(25/52) Un paraguas con el techo ilustrado
Se suelta la lluvia justo después de comer. Comimos milanesas de pollo que empanizamos el miércoles, y una ensalada con lechuga y zanahoria y tomate (como le dice el ticher al jitomate) que compramos hoy en el local de mero abajo.
Durante todos los días que lleva la pandemia mi carrete se fue llenando de fotos de la comida del día. Una foto al plato y otra al ticher comiendo. El otro día recorrí de nuevo mi carrete. Parece que no hice nada este año pero comimos tantas cosas, cocinamos tanta comida.
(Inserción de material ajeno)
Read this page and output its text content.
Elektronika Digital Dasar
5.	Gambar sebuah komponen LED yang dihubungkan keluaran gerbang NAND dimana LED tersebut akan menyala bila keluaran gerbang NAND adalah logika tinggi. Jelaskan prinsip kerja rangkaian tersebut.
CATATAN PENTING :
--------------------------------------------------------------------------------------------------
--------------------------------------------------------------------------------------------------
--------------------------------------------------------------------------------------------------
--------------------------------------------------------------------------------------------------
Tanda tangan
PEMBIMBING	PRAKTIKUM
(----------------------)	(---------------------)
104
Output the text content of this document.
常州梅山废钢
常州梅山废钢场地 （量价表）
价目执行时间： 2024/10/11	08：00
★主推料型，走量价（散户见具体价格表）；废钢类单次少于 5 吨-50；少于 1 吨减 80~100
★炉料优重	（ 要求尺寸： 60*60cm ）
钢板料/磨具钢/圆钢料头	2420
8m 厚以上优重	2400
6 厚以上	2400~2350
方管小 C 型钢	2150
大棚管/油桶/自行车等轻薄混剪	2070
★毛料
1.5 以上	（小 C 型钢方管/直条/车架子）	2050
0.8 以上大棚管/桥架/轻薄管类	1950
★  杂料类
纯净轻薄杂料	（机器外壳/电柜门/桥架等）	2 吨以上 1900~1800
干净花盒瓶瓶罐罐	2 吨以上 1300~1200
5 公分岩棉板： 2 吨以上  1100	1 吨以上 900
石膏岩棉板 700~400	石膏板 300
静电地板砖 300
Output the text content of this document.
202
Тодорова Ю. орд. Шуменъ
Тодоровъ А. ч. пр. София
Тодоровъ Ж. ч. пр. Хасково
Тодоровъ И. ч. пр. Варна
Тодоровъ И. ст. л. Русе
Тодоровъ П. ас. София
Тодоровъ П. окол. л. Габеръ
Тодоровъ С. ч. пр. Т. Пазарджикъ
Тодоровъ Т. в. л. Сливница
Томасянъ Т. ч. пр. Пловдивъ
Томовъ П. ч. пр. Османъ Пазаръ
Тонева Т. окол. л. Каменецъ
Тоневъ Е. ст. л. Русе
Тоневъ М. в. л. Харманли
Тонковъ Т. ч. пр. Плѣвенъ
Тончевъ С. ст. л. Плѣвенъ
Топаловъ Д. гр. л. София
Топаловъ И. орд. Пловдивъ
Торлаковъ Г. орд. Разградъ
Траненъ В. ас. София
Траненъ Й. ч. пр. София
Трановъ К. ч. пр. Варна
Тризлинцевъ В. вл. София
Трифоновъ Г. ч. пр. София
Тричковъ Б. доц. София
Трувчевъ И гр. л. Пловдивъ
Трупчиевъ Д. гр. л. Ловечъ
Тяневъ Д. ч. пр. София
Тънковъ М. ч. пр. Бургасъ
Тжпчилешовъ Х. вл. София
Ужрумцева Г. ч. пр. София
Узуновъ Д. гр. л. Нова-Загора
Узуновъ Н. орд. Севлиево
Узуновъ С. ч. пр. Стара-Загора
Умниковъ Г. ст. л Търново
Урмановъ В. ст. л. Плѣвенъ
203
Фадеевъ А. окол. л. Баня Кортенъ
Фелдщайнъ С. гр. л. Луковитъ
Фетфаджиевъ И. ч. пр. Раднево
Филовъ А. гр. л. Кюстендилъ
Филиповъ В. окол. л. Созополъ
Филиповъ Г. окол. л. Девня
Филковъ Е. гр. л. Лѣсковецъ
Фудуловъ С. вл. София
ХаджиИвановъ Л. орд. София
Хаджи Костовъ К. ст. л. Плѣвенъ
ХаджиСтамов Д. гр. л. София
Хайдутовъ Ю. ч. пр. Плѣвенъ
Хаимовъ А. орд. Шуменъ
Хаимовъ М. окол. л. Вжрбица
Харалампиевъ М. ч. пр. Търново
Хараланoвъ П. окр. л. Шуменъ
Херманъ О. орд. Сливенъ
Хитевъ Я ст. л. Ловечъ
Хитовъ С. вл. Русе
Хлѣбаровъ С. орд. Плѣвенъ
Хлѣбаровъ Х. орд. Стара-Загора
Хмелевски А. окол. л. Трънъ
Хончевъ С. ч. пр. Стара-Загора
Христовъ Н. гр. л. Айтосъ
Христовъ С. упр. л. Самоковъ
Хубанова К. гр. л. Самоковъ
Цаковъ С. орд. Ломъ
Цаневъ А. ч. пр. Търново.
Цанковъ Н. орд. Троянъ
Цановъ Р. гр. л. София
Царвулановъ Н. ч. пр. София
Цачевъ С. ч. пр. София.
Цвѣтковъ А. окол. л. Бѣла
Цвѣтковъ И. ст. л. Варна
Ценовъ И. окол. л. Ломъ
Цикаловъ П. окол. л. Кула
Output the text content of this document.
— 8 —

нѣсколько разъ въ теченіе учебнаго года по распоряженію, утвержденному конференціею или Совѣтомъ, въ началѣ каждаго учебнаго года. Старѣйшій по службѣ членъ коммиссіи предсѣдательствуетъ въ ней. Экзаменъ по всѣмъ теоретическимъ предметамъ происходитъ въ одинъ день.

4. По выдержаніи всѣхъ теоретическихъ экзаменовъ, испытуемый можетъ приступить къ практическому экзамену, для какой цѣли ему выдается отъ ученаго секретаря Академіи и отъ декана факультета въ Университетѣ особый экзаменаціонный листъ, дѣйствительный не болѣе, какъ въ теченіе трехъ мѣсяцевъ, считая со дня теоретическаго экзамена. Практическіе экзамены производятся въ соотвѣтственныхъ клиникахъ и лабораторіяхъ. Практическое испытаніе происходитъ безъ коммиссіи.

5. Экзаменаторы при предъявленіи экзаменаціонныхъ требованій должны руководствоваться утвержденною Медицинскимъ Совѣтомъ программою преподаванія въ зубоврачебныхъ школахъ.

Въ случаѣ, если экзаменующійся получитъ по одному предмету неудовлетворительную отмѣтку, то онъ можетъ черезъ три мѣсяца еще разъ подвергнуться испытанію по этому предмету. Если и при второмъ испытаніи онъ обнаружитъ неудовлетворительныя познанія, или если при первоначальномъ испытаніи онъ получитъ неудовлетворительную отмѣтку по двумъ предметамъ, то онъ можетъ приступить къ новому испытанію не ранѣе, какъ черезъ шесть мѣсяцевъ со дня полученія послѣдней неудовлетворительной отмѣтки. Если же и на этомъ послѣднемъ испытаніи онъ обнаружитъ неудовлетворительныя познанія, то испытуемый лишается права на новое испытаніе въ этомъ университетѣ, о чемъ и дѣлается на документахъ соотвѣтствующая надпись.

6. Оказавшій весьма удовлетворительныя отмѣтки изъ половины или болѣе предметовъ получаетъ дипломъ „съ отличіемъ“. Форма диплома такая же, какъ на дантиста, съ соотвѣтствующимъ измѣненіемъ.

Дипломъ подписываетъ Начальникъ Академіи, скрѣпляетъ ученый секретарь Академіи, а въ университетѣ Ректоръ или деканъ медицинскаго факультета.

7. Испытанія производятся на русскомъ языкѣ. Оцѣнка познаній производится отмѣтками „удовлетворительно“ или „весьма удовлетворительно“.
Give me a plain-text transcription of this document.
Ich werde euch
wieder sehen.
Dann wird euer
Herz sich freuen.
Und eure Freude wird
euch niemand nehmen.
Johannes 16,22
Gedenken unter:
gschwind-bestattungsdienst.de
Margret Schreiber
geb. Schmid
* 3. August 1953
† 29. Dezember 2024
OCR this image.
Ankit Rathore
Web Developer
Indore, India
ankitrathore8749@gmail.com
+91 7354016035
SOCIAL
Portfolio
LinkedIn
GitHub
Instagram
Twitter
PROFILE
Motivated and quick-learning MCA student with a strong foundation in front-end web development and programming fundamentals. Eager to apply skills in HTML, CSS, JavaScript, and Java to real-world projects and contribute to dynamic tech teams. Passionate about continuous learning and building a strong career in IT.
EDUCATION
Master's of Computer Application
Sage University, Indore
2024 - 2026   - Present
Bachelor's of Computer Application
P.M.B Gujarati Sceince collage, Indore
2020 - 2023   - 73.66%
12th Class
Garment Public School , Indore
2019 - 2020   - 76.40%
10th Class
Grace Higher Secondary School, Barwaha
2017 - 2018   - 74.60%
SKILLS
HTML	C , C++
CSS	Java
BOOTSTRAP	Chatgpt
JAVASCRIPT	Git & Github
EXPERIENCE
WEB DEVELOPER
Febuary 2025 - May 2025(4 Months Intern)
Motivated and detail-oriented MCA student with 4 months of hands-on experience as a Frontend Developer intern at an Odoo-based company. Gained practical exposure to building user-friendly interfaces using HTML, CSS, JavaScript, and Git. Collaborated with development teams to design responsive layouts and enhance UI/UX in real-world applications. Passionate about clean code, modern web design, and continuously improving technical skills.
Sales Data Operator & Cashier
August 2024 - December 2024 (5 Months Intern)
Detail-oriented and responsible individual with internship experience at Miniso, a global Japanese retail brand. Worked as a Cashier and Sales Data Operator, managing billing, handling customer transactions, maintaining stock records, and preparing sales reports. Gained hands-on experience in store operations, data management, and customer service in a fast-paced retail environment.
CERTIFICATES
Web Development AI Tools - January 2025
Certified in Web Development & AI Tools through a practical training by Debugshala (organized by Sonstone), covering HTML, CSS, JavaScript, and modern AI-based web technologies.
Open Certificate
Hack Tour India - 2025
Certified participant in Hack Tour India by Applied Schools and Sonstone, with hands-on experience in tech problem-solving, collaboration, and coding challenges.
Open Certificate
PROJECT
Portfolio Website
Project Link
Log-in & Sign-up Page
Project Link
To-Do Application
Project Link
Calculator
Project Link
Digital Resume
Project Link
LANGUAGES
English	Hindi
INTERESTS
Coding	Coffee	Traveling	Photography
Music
Se suelta la lluvia y Santiago me dice: Ya empezó a llover. Lleva un mes o más esperando unos libros que pidió por Amazon. Unos cómics. Pensaba en cancelarlos pero al fin decide esperar. El problema es que van a llegar a nuestra antigua casa en Pestalozzi. Estamos a una cuadra de ahí, así que Santiago le pone sonido a su teléfono para escuchar si lo llaman e irse corriendo a recogerlo, y empieza a vibrar como loco por todas las notificaciones y mensajes.
¿Por que no te vas a sentar con Raquel y mientras llega el paquete platican?, le sugiero. Raquel es la señora de los marcos, a quien Santiago lleva una década llevándole a enmarcar dibujos propios y ajenos. Llevo conociéndola casi el mismo tiempo. A quien le dábamos los buenos días y la buenas noches, el local está a la entrada del edificio. Los voy a extrañar aunque no platicáramos tanto, me dice cuando me despido de ella. Y le digo que no se preocupe, que vamos a estar aquí a la mera vuelta.
Santiago se ríe cuando le sugiero que se vaya con Raquel en lo que llega su paquete y en eso se suelta la lluvia. Acabamos de comer hace unos quince minutos y seguíamos sentados platicando. Este nuevo comedor es muy agradable. Se suelta la lluvia y los dos nos levantamos, recargamos el antebrazo en el librero de la ventana y miramos cada quien distintas cosas.
Me gusta estar en un piso más alto, le digo, porque así puedes ver gente pero ellos no te ven. ¿En pestalozzi te veían?, me pregunta. Y yo le digo que creo que si. Que casi estábamos a la misma altura y a veces la gente volteaba al ventanal de mi estudio cuando trabajaba o de la recámara cuando me echaba a ver tele. Extraño ese cuarto tan iluminado. En la nueva casa el único lugar sin luz es la recámara, aunque tiene sus ventajas porque no necesita cortina y es muy silencioso, perfecto para dormir.
Sigue lloviendo y cada vez llueve más fuerte. Un tipo de camisa azul y pantalón de mezclilla cruza la calle empapado, sin ánimos de taparse, no tiene con qué. La gente que atiende el puesto de cubrebocas se repliega y se convierte en una sombrilla. Una chica cruza y me quedo viendo las siluetas de animales terrosos sobre fondo negro y me pregunto si sabrá que los espectadores de ese dibujo somos los de arriba de la tierra, que vemos a los otros sin que nadie nos vea.
Al rato la lluvia baja y luego deja de llover. Santiago y yo los vamos cada uno a su estudio. Este departamento tiene tres recamaras. Por eso nos mudamos aquí.
Al rato me siento de nuevo a trabajar y veo un correo de la rata. Le respondo pero decido llamarla. ¿Que hacías?, le pregunto, ¿te interrumpo? No estaba haciendo mucho, me dice dulce, solo aquí parada en la ventana viendo llover.